田中の忠告を受けたせいなのか…
なんとなくだが、あやめを余計意識してしまう。
ダメと言われれば、余計駄々をこねる子供のように。
増してあやめの姿が色めかしく艶めかしく見えて思えるのだ。
あやめの身体を知った以上、あやめに対して自信があった。
出張先とはいえ、同社内では、恐らく自分よりあやめを知った人間はいないとまで自負できた。
自分自身でも
『自分の女だ』と思い定めていた。
まだ、二度しか交わってないが、二度とも相応に濃密であったのだ。
田中の忠告の言葉が、次第に嫉妬へと変わっていった。
『田中のやつ、自分があやめに相手にされないからって。あんな言い方はないだろうに。心のまずしい奴め』
ついつい心で田中を謗り罵った。
そして出張も残り1日となり、仕事も終えた。
あやめのサポートもあってか1日、予定より早く終わらせることができた。
本社のスタッフと出張組と合同で打ち上げとなって会場へ向かった。
辺りはまだ、明るく、陽もでていた。
会場につき、乾杯を済ませ、あちこち酌に周り、自分の席に戻って料理に箸をつけた。
少し遠くであやめが酌に周ってる姿を眺め、手酌で日本酒をちびっとやった。
紺のスーツに黒いローファー。
いかにも普通のOL姿で、笑顔をキラキラふりまいているあやめが、いとおしくさえ見えた。

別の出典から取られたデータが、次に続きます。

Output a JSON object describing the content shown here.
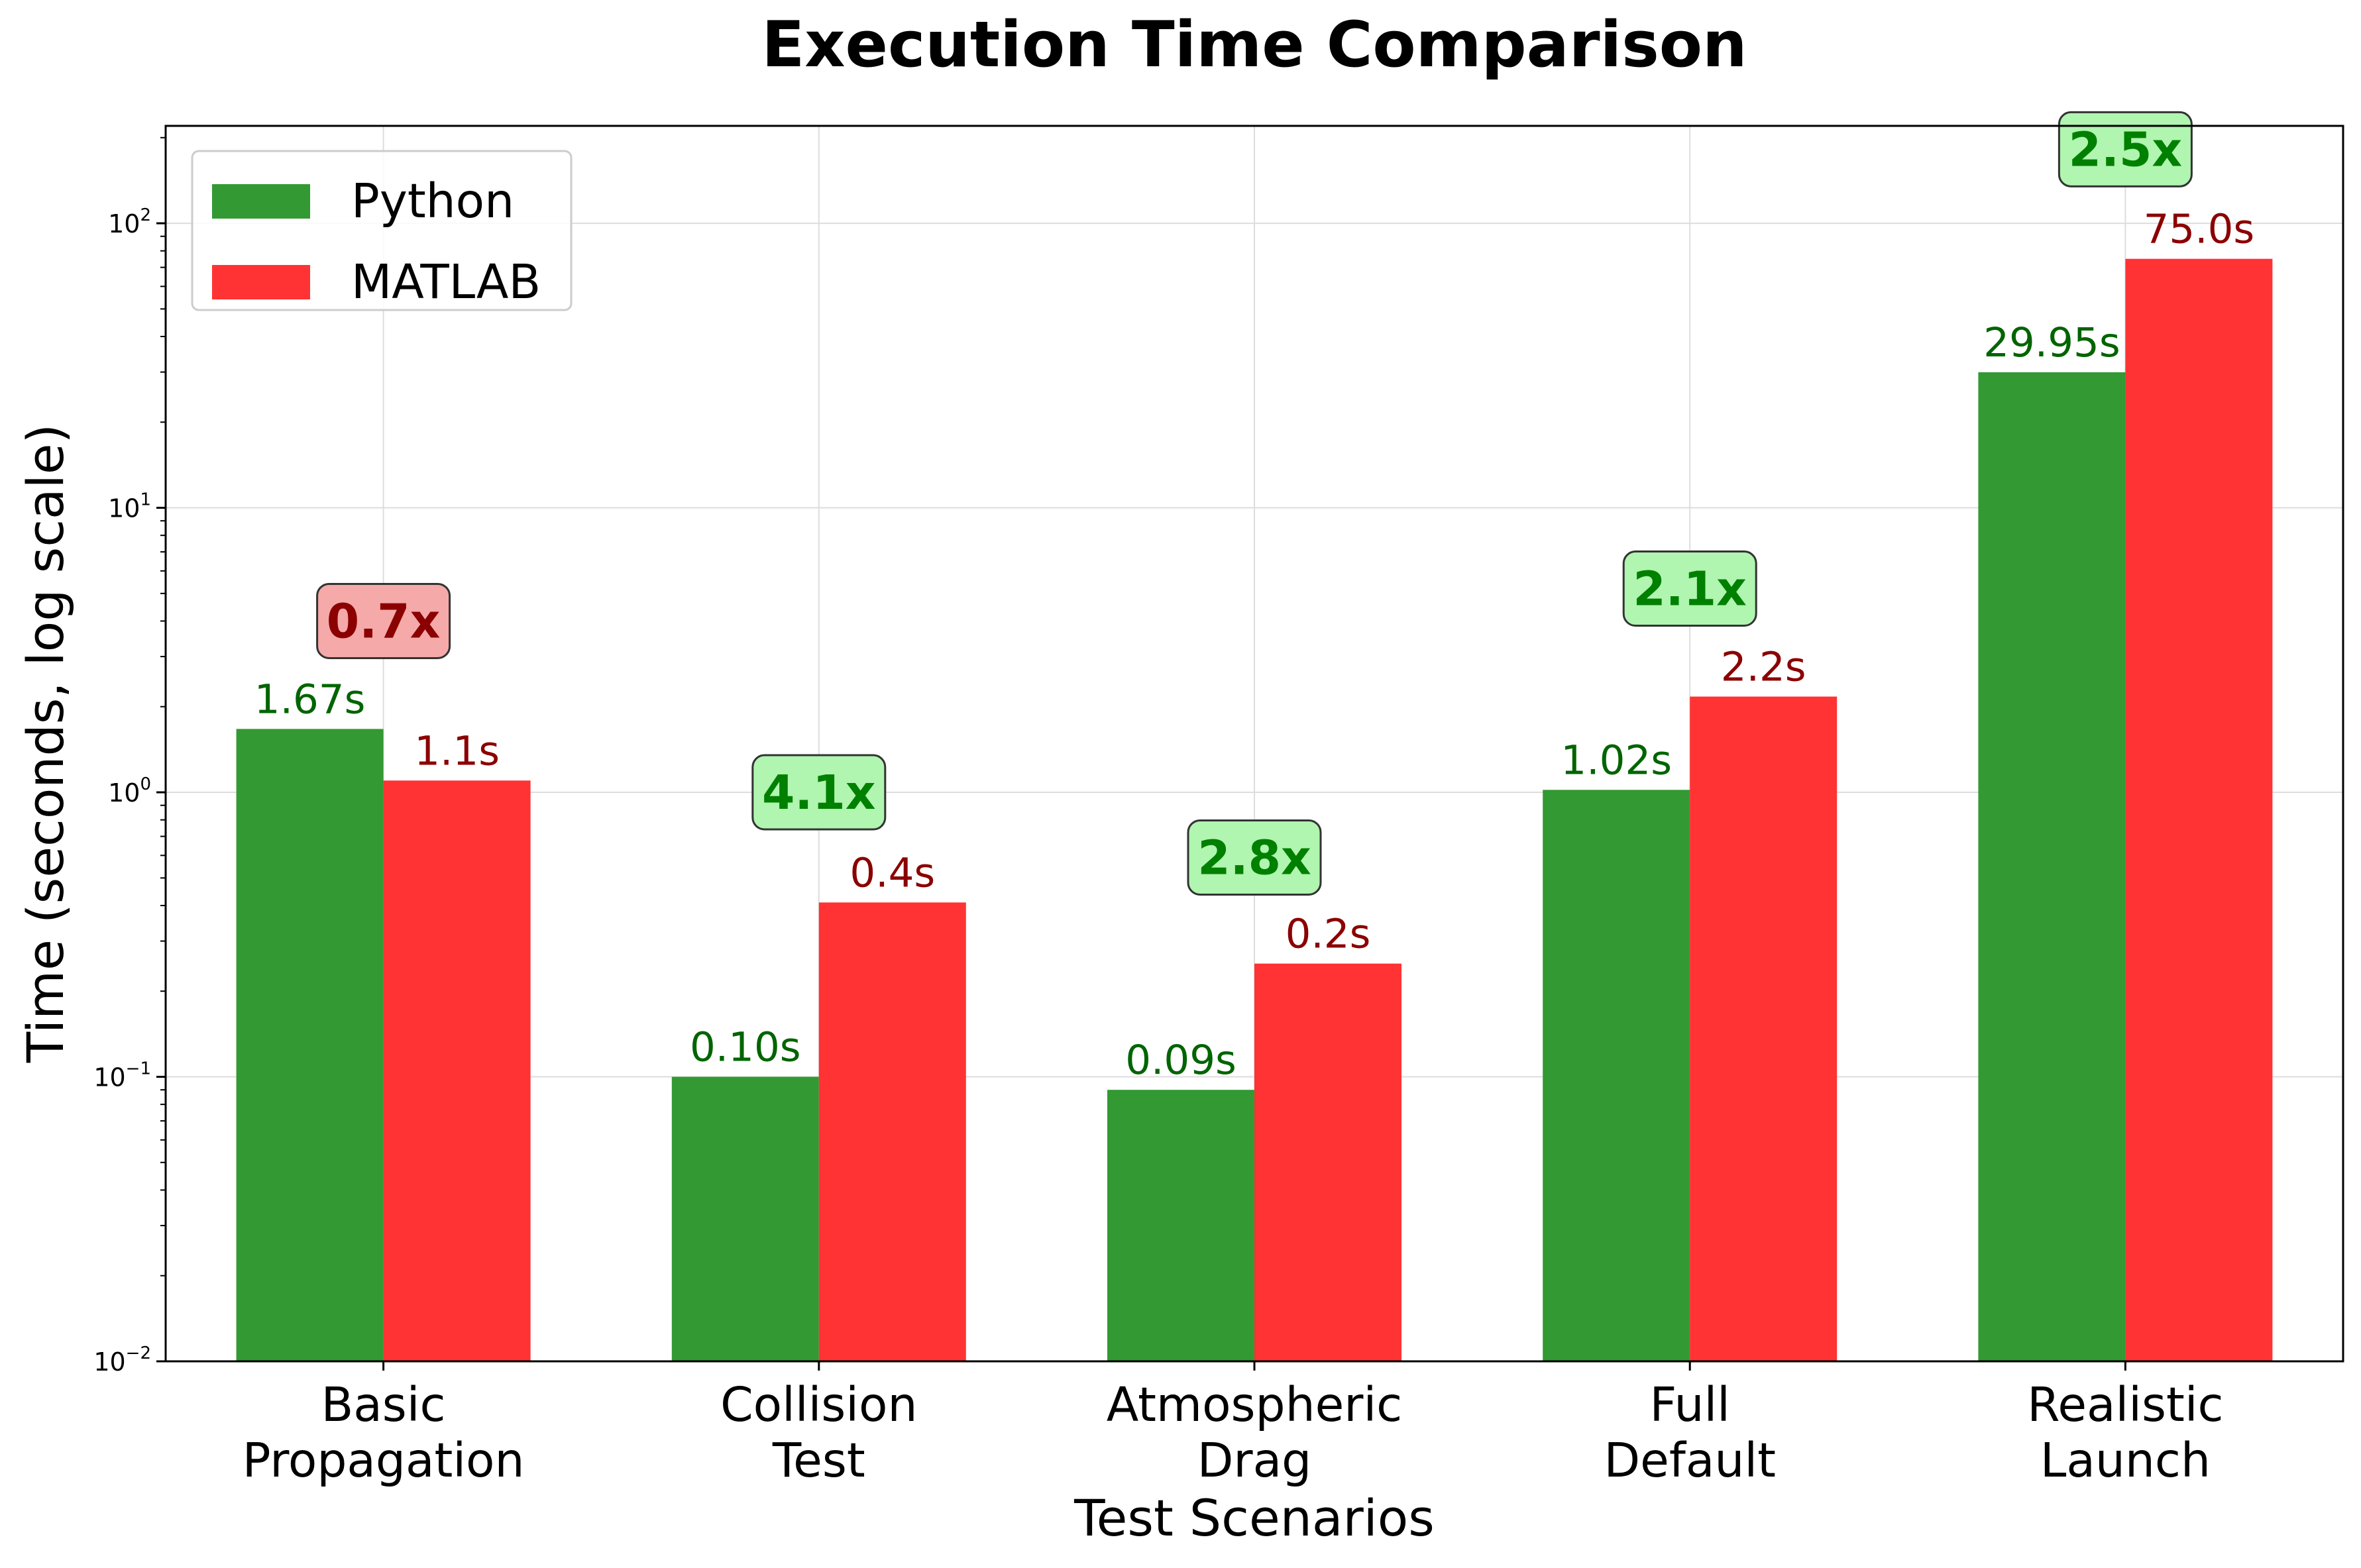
{
  "chart_data": {
    "type": "bar",
    "title": "Execution Time Comparison",
    "xlabel": "Test Scenarios",
    "ylabel": "Time (seconds, log scale)",
    "yscale": "log",
    "ylim": [
      0.01,
      220
    ],
    "yticks": [
      {
        "base": "10",
        "exp": "−2",
        "value": 0.01
      },
      {
        "base": "10",
        "exp": "−1",
        "value": 0.1
      },
      {
        "base": "10",
        "exp": "0",
        "value": 1
      },
      {
        "base": "10",
        "exp": "1",
        "value": 10
      },
      {
        "base": "10",
        "exp": "2",
        "value": 100
      }
    ],
    "grid": true,
    "legend_position": "top-left",
    "categories": [
      [
        "Basic",
        "Propagation"
      ],
      [
        "Collision",
        "Test"
      ],
      [
        "Atmospheric",
        "Drag"
      ],
      [
        "Full",
        "Default"
      ],
      [
        "Realistic",
        "Launch"
      ]
    ],
    "series": [
      {
        "name": "Python",
        "color": "#339933",
        "label_color": "#006400",
        "values": [
          1.67,
          0.1,
          0.09,
          1.02,
          29.95
        ],
        "labels": [
          "1.67s",
          "0.10s",
          "0.09s",
          "1.02s",
          "29.95s"
        ]
      },
      {
        "name": "MATLAB",
        "color": "#ff3333",
        "label_color": "#8b0000",
        "values": [
          1.1,
          0.41,
          0.25,
          2.17,
          75.0
        ],
        "labels": [
          "1.1s",
          "0.4s",
          "0.2s",
          "2.2s",
          "75.0s"
        ]
      }
    ],
    "speedups": [
      {
        "label": "0.7x",
        "value": 4.0,
        "faster": false
      },
      {
        "label": "4.1x",
        "value": 1.0,
        "faster": true
      },
      {
        "label": "2.8x",
        "value": 0.59,
        "faster": true
      },
      {
        "label": "2.1x",
        "value": 5.2,
        "faster": true
      },
      {
        "label": "2.5x",
        "value": 182,
        "faster": true
      }
    ],
    "colors": {
      "faster_fill": "#b0f5b0",
      "faster_text": "#008000",
      "slower_fill": "#f5a9a9",
      "slower_text": "#8b0000",
      "grid": "#dddddd"
    }
  }
}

ふと、田中の姿があやめを視界から隠し目の前に邪魔に現れた。
『やはり、あやめのコト。心奪われていらっしゃるんですね…。』そう言いながら田中は、日本酒の銚子をもち、酌をしようとした手を制して
『それは、私に対しての嫉妬ともとれますが?』
そう答えると
田中は、やんわり微笑み
『昔の話しですよ』そう言って白い歯をみせ笑顔で答えた。
『昔というと?君は、あやめと何かあったのか?』
自分でも、つまらない事を聞いたと後悔したが、言ってしまった後の祭り。
『はい、以前、彼女とは恋人同士でした。』
聞いた瞬間に
やはりか…と、思った。
だが、この後
田中の発する言葉に絶句してしまった。
あやめの過去と…
今、あやめ本人を形成している外見的容姿。
それは、私の想像をはるかに越えたモノだった。